La position du commandant vis-à-vis de sa cuisinière est celle de beaucoup de vieux garçons ; elle ne se présente pas ici avec la physionomie risquée du paradoxe. Son histoire est l’histoire secrète de la plupart de ces hommes qui, après avoir abusé d’une liberté exclusive en matière de jouissances, disparaissent tout à coup de la scène, comme s’ils avaient fui par le trou du souffleur. Ils s’abîment. On les cherche, on ne les trouve plus. Ni amis, ni maîtresses, ni connaissances, ne peuvent dire où ils sont allés. Souvent ils passent pour morts. Beaucoup finissent comme le commandant.
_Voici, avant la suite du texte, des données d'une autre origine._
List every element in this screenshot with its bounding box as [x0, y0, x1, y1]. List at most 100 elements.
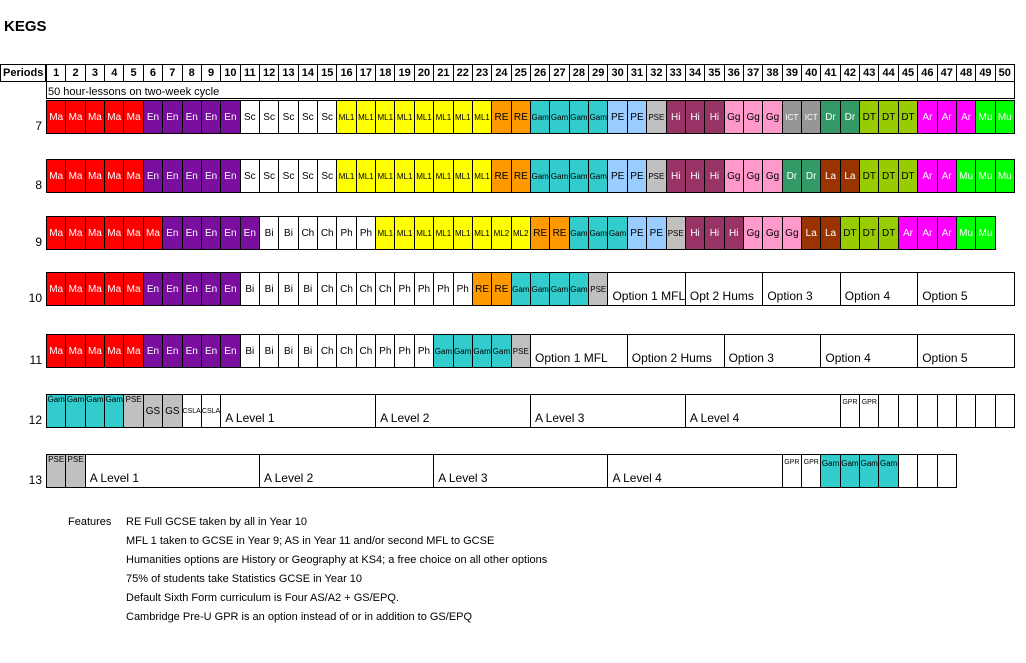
- subject-cell: Gam: [65, 394, 86, 428]
- option-label: Option 3: [767, 289, 813, 303]
- subject-cell: ML1: [471, 216, 493, 250]
- subject-cell: Ma: [123, 272, 144, 306]
- subject-cell: En: [142, 272, 164, 306]
- subject-cell: Ma: [65, 334, 86, 368]
- subject-cell: DT: [878, 159, 899, 193]
- subject-cell: ML1: [413, 100, 435, 134]
- period-number: 49: [975, 64, 996, 82]
- subject-cell: ML1: [394, 159, 415, 193]
- period-number: 40: [801, 64, 822, 82]
- subject-cell: Hi: [684, 216, 706, 250]
- subject-cell: DT: [878, 100, 899, 134]
- subject-cell: Ch: [297, 216, 319, 250]
- subject-cell: Hi: [684, 159, 706, 193]
- subject-cell: Dr: [839, 100, 861, 134]
- subject-cell: Sc: [297, 100, 319, 134]
- period-number: 25: [510, 64, 531, 82]
- subject-cell: Ma: [46, 334, 67, 368]
- period-number: 20: [413, 64, 435, 82]
- subject-cell: ML1: [375, 216, 396, 250]
- subject-cell: ML1: [471, 159, 493, 193]
- subject-cell: Gam: [878, 454, 899, 488]
- option-label: Option 4: [844, 289, 891, 303]
- subject-cell: ML1: [355, 159, 377, 193]
- subject-cell: GS: [142, 394, 164, 428]
- subject-cell: PE: [607, 159, 628, 193]
- period-number: 19: [394, 64, 415, 82]
- subject-cell: PE: [607, 100, 628, 134]
- feature-line: 75% of students take Statistics GCSE in …: [126, 573, 363, 585]
- year-label: 9: [35, 235, 42, 249]
- year-label: 13: [28, 473, 42, 487]
- subject-cell: Dr: [781, 159, 803, 193]
- subject-cell: [897, 454, 919, 488]
- subject-cell: Sc: [278, 159, 299, 193]
- subject-cell: Gam: [84, 394, 106, 428]
- subject-cell: Ma: [104, 159, 125, 193]
- subject-cell: Bi: [297, 272, 319, 306]
- subject-cell: PE: [626, 100, 648, 134]
- subject-cell: PE: [626, 216, 648, 250]
- subject-cell: Gam: [588, 159, 609, 193]
- subject-cell: Ma: [123, 100, 144, 134]
- subject-cell: En: [142, 100, 164, 134]
- subject-cell: Ma: [65, 159, 86, 193]
- subject-cell: En: [220, 334, 241, 368]
- option-label: A Level 2: [380, 411, 430, 425]
- cycle-note: 50 hour-lessons on two-week cycle: [48, 86, 220, 98]
- period-number: 38: [762, 64, 783, 82]
- option-label: Option 5: [922, 289, 968, 303]
- subject-cell: [917, 394, 938, 428]
- subject-cell: Hi: [684, 100, 706, 134]
- subject-cell: Hi: [704, 159, 725, 193]
- subject-cell: Gam: [104, 394, 125, 428]
- feature-line: Cambridge Pre-U GPR is an option instead…: [126, 611, 473, 623]
- subject-cell: [994, 394, 1015, 428]
- subject-cell: En: [200, 100, 222, 134]
- period-number: 42: [839, 64, 861, 82]
- subject-cell: Ma: [104, 272, 125, 306]
- period-number: 11: [239, 64, 260, 82]
- period-number: 12: [258, 64, 280, 82]
- subject-cell: Gg: [762, 100, 783, 134]
- year-label: 10: [28, 291, 42, 305]
- option-label: A Level 1: [89, 471, 140, 485]
- subject-cell: Ch: [336, 272, 357, 306]
- subject-cell: Bi: [278, 216, 299, 250]
- subject-cell: CSLA: [200, 394, 222, 428]
- subject-cell: Ch: [317, 272, 338, 306]
- subject-cell: Ph: [336, 216, 357, 250]
- subject-cell: ML1: [336, 100, 357, 134]
- subject-cell: ML1: [452, 100, 473, 134]
- subject-cell: Ma: [104, 334, 125, 368]
- period-number: 23: [471, 64, 493, 82]
- period-number: 32: [646, 64, 667, 82]
- subject-cell: Ph: [433, 272, 454, 306]
- period-number: 17: [355, 64, 377, 82]
- subject-cell: Sc: [258, 100, 280, 134]
- subject-cell: PSE: [588, 272, 609, 306]
- subject-cell: En: [162, 272, 183, 306]
- feature-line: Humanities options are History or Geogra…: [126, 554, 548, 566]
- subject-cell: Gam: [568, 216, 590, 250]
- subject-cell: Sc: [239, 159, 260, 193]
- subject-cell: Gg: [742, 100, 764, 134]
- subject-cell: Ma: [104, 100, 125, 134]
- subject-cell: ML1: [375, 100, 396, 134]
- option-label: A Level 1: [225, 411, 275, 425]
- subject-cell: [878, 394, 899, 428]
- subject-cell: En: [181, 334, 202, 368]
- year-label: 11: [29, 353, 42, 367]
- subject-cell: ML1: [452, 216, 473, 250]
- period-number: 29: [588, 64, 609, 82]
- period-number: 14: [297, 64, 319, 82]
- period-number: 35: [704, 64, 725, 82]
- subject-cell: Gam: [510, 272, 531, 306]
- feature-line: MFL 1 taken to GCSE in Year 9; AS in Yea…: [126, 535, 495, 547]
- option-label: Option 5: [922, 351, 968, 365]
- subject-cell: Ma: [46, 272, 67, 306]
- subject-cell: Gam: [491, 334, 512, 368]
- period-number: 9: [200, 64, 222, 82]
- subject-cell: Bi: [239, 272, 260, 306]
- subject-cell: ML1: [433, 100, 454, 134]
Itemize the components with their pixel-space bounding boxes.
Le commandant avait depuis très-longtemps Suzon à son service, depuis 1830, époque où il lui avait fallu quitter la carrière militaire, qui ne permet guère, on le sait, les douceurs du chez soi. Profondément affecté d’une révolution funeste à ses intérêts autant qu’à ses sympathies, il s’était retiré au bout du faubourg du Roule, près de la barrière, dans une de ses propriétés, et là il se consolait avec quelques amis, ses intimes compagnons de plaisir pendant les belles années de la Restauration, cette demi-régence.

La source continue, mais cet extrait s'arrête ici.